If you plan to use RAID to get fault-tolerance, you may also want to test your setup, to see if it really works. Now, how does one simulate a disk failure ?
The short story is, that you can't, except perhaps for putting a fire axe thru the drive you want to ``simulate'' the fault on. You can never know what will happen if a drive dies. It may electrically take the bus it's attached to with it, rendering all drives on that bus inaccessible. I've never heard of that happening though. The drive may also just report a read/write fault to the SCSI/IDE layer, which in turn makes the RAID layer handle this situation gracefully.
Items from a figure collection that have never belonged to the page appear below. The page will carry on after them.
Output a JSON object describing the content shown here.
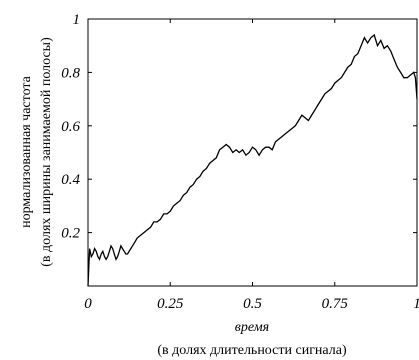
{
  "chart_data": {
    "type": "line",
    "title": "",
    "xlabel": "время",
    "xlabel_sub": "(в долях длительности сигнала)",
    "ylabel": "нормализованная частота",
    "ylabel_sub": "(в долях ширины занимаемой полосы)",
    "xlim": [
      0,
      1
    ],
    "ylim": [
      0,
      1
    ],
    "xticks": [
      0,
      0.25,
      0.5,
      0.75,
      1
    ],
    "xtick_labels": [
      "0",
      "0.25",
      "0.5",
      "0.75",
      "1"
    ],
    "yticks": [
      0.2,
      0.4,
      0.6,
      0.8,
      1
    ],
    "ytick_labels": [
      "0.2",
      "0.4",
      "0.6",
      "0.8",
      "1"
    ],
    "grid": false,
    "line_color": "#000000",
    "series": [
      {
        "x": [
          0.0,
          0.005,
          0.01,
          0.015,
          0.02,
          0.025,
          0.03,
          0.035,
          0.04,
          0.045,
          0.05,
          0.055,
          0.06,
          0.065,
          0.07,
          0.075,
          0.08,
          0.085,
          0.09,
          0.095,
          0.1,
          0.105,
          0.11,
          0.115,
          0.12,
          0.125,
          0.13,
          0.14,
          0.15,
          0.16,
          0.17,
          0.18,
          0.19,
          0.2,
          0.21,
          0.22,
          0.23,
          0.24,
          0.25,
          0.26,
          0.27,
          0.28,
          0.29,
          0.3,
          0.31,
          0.32,
          0.33,
          0.34,
          0.35,
          0.36,
          0.37,
          0.38,
          0.39,
          0.4,
          0.41,
          0.42,
          0.43,
          0.44,
          0.45,
          0.46,
          0.47,
          0.48,
          0.49,
          0.5,
          0.51,
          0.52,
          0.53,
          0.54,
          0.55,
          0.56,
          0.57,
          0.58,
          0.59,
          0.6,
          0.61,
          0.62,
          0.63,
          0.64,
          0.65,
          0.66,
          0.67,
          0.68,
          0.69,
          0.7,
          0.71,
          0.72,
          0.73,
          0.74,
          0.75,
          0.76,
          0.77,
          0.78,
          0.79,
          0.8,
          0.81,
          0.82,
          0.83,
          0.84,
          0.85,
          0.86,
          0.87,
          0.88,
          0.89,
          0.9,
          0.91,
          0.92,
          0.93,
          0.94,
          0.95,
          0.96,
          0.97,
          0.98,
          0.99,
          0.995,
          1.0
        ],
        "y": [
          0.0,
          0.14,
          0.11,
          0.12,
          0.14,
          0.13,
          0.11,
          0.1,
          0.12,
          0.13,
          0.11,
          0.1,
          0.11,
          0.13,
          0.15,
          0.14,
          0.12,
          0.1,
          0.11,
          0.13,
          0.15,
          0.14,
          0.13,
          0.12,
          0.12,
          0.13,
          0.14,
          0.16,
          0.18,
          0.19,
          0.2,
          0.21,
          0.22,
          0.24,
          0.24,
          0.25,
          0.27,
          0.27,
          0.28,
          0.3,
          0.31,
          0.32,
          0.34,
          0.35,
          0.37,
          0.38,
          0.4,
          0.41,
          0.43,
          0.44,
          0.46,
          0.47,
          0.48,
          0.51,
          0.52,
          0.53,
          0.52,
          0.5,
          0.51,
          0.5,
          0.51,
          0.49,
          0.5,
          0.52,
          0.51,
          0.49,
          0.51,
          0.52,
          0.52,
          0.51,
          0.54,
          0.55,
          0.56,
          0.57,
          0.58,
          0.59,
          0.6,
          0.62,
          0.64,
          0.63,
          0.62,
          0.64,
          0.66,
          0.68,
          0.7,
          0.72,
          0.73,
          0.74,
          0.76,
          0.77,
          0.78,
          0.8,
          0.82,
          0.83,
          0.86,
          0.87,
          0.9,
          0.93,
          0.91,
          0.93,
          0.94,
          0.9,
          0.92,
          0.89,
          0.9,
          0.88,
          0.85,
          0.82,
          0.8,
          0.78,
          0.78,
          0.79,
          0.8,
          0.78,
          0.7
        ]
      }
    ]
  }
}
This is fortunately the way things often go.
If you want to simulate a drive failure, then plug out the drive. You should do this with the power off. If you are interested in testing whether your data can survive with a disk less than the usual number, there is no point in being a hot-plug cowboy here. Take the system down, unplug the disk, and boot it up again.
Look in the syslog, and look at /proc/mdstat
to see how the RAID is
doing. Did it work ?
Remember, that you must be running RAID-{1,4,5} for your array to be able to survive a disk failure. Linear- or RAID-0 will fail completely when a device is missing.
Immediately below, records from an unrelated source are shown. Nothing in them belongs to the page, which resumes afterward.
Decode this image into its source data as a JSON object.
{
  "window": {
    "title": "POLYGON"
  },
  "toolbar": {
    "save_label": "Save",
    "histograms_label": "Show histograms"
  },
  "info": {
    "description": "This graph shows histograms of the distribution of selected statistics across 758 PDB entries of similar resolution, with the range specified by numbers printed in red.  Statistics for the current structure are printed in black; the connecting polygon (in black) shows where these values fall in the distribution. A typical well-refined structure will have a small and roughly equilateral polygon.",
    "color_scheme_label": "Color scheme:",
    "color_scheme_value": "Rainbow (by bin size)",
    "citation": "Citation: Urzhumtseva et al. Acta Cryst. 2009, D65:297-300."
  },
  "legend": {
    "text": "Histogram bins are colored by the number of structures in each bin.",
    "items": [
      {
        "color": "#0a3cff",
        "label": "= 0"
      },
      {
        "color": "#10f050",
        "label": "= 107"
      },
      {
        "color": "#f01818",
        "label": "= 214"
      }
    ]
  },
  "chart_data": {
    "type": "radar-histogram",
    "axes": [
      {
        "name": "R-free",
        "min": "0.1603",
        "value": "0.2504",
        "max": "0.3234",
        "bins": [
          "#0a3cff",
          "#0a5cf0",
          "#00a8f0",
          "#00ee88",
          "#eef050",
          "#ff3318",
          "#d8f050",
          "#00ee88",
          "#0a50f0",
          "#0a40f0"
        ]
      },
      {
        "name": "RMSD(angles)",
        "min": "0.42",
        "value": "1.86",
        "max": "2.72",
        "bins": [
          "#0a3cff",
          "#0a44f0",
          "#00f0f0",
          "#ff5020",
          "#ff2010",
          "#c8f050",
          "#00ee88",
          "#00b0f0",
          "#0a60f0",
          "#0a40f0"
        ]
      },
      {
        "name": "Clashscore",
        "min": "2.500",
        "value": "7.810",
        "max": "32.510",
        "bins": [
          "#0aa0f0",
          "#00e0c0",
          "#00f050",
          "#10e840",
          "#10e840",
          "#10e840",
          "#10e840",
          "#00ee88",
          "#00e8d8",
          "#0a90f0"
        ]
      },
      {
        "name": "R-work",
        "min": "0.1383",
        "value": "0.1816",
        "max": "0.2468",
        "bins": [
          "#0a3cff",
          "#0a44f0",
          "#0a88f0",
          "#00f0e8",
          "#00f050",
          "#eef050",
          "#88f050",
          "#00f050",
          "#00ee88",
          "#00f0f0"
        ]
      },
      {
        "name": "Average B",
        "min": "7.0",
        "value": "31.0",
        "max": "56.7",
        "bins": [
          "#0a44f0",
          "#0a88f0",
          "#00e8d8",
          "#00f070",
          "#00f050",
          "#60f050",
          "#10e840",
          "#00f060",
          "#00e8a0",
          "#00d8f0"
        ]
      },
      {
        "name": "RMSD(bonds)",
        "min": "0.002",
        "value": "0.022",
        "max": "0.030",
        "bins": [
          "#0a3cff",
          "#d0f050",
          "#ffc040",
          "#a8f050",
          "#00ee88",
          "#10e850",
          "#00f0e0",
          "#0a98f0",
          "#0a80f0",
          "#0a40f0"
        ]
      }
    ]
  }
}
When you've re-connected the disk again (with the power off, of
course, remember), you can add the ``new'' device to the RAID again,
with the raidhotadd
command.
RAID (be it hardware- or software-), assumes that if a write to a disk doesn't return an error, then the write was successful. Therefore, if your disk corrupts data without returning an error, your data will become corrupted. This is of course very unlikely to happen, but it is possible, and it would result in a corrupt filesystem.
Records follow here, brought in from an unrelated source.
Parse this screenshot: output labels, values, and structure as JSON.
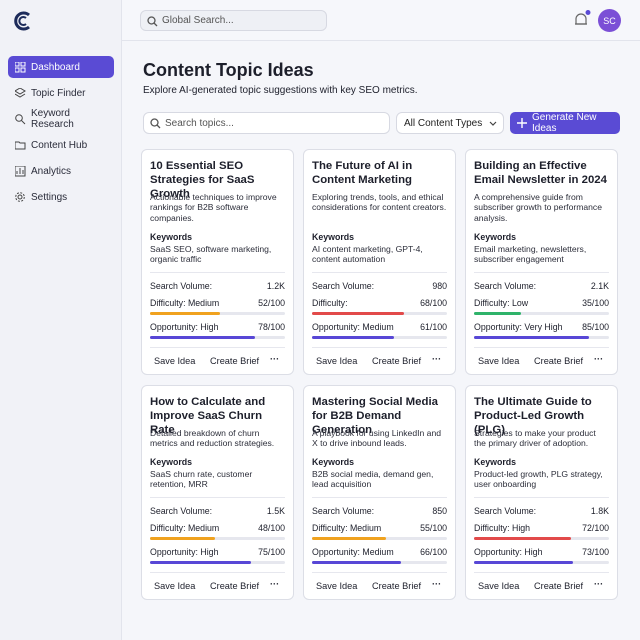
{
  "brand": {
    "avatar": "SC"
  },
  "global_search": "Global Search...",
  "nav": [
    "Dashboard",
    "Topic Finder",
    "Keyword Research",
    "Content Hub",
    "Analytics",
    "Settings"
  ],
  "page": {
    "title": "Content Topic Ideas",
    "subtitle": "Explore AI-generated topic suggestions with key SEO metrics."
  },
  "toolbar": {
    "search_placeholder": "Search topics...",
    "filter": "All Content Types",
    "button": "Generate New Ideas"
  },
  "labels": {
    "keywords": "Keywords",
    "search_volume": "Search Volume:",
    "save": "Save Idea",
    "brief": "Create Brief",
    "more": "···"
  },
  "cards": [
    {
      "title": "10 Essential SEO Strategies for SaaS Growth",
      "description": "Actionable techniques to improve rankings for B2B software companies.",
      "keywords": "SaaS SEO, software marketing, organic traffic",
      "search_volume": "1.2K",
      "difficulty": {
        "label": "Difficulty: Medium",
        "value": 52,
        "max": 100,
        "value_label": "52/100",
        "color": "#f0a21f"
      },
      "opportunity": {
        "label": "Opportunity: High",
        "value": 78,
        "max": 100,
        "value_label": "78/100",
        "color": "#5847d6"
      }
    },
    {
      "title": "The Future of AI in Content Marketing",
      "description": "Exploring trends, tools, and ethical considerations for content creators.",
      "keywords": "AI content marketing, GPT-4, content automation",
      "search_volume": "980",
      "difficulty": {
        "label": "Difficulty:",
        "value": 68,
        "max": 100,
        "value_label": "68/100",
        "color": "#e24a4a"
      },
      "opportunity": {
        "label": "Opportunity: Medium",
        "value": 61,
        "max": 100,
        "value_label": "61/100",
        "color": "#5847d6"
      }
    },
    {
      "title": "Building an Effective Email Newsletter in 2024",
      "description": "A comprehensive guide from subscriber growth to performance analysis.",
      "keywords": "Email marketing, newsletters, subscriber engagement",
      "search_volume": "2.1K",
      "difficulty": {
        "label": "Difficulty: Low",
        "value": 35,
        "max": 100,
        "value_label": "35/100",
        "color": "#2fb36a"
      },
      "opportunity": {
        "label": "Opportunity: Very High",
        "value": 85,
        "max": 100,
        "value_label": "85/100",
        "color": "#5847d6"
      }
    },
    {
      "title": "How to Calculate and Improve SaaS Churn Rate",
      "description": "Detailed breakdown of churn metrics and reduction strategies.",
      "keywords": "SaaS churn rate, customer retention, MRR",
      "search_volume": "1.5K",
      "difficulty": {
        "label": "Difficulty: Medium",
        "value": 48,
        "max": 100,
        "value_label": "48/100",
        "color": "#f0a21f"
      },
      "opportunity": {
        "label": "Opportunity: High",
        "value": 75,
        "max": 100,
        "value_label": "75/100",
        "color": "#5847d6"
      }
    },
    {
      "title": "Mastering Social Media for B2B Demand Generation",
      "description": "A playbook for using LinkedIn and X to drive inbound leads.",
      "keywords": "B2B social media, demand gen, lead acquisition",
      "search_volume": "850",
      "difficulty": {
        "label": "Difficulty: Medium",
        "value": 55,
        "max": 100,
        "value_label": "55/100",
        "color": "#f0a21f"
      },
      "opportunity": {
        "label": "Opportunity: Medium",
        "value": 66,
        "max": 100,
        "value_label": "66/100",
        "color": "#5847d6"
      }
    },
    {
      "title": "The Ultimate Guide to Product-Led Growth (PLG)",
      "description": "Strategies to make your product the primary driver of adoption.",
      "keywords": "Product-led growth, PLG strategy, user onboarding",
      "search_volume": "1.8K",
      "difficulty": {
        "label": "Difficulty: High",
        "value": 72,
        "max": 100,
        "value_label": "72/100",
        "color": "#e24a4a"
      },
      "opportunity": {
        "label": "Opportunity: High",
        "value": 73,
        "max": 100,
        "value_label": "73/100",
        "color": "#5847d6"
      }
    }
  ]
}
RAID cannot and is not supposed to guard against data corruption on
the media. Therefore, it doesn't make any sense either, to purposely
corrupt data (using dd
for example) on a disk to see how the
RAID system will handle that. It is most likely (unless you corrupt
the RAID superblock) that the RAID layer will never find out about the
corruption, but your filesystem on the RAID device will be corrupted.
This is the way things are supposed to work. RAID is not a guarantee for data integrity, it just allows you to keep your data if a disk dies (that is, with RAID levels above or equal one, of course).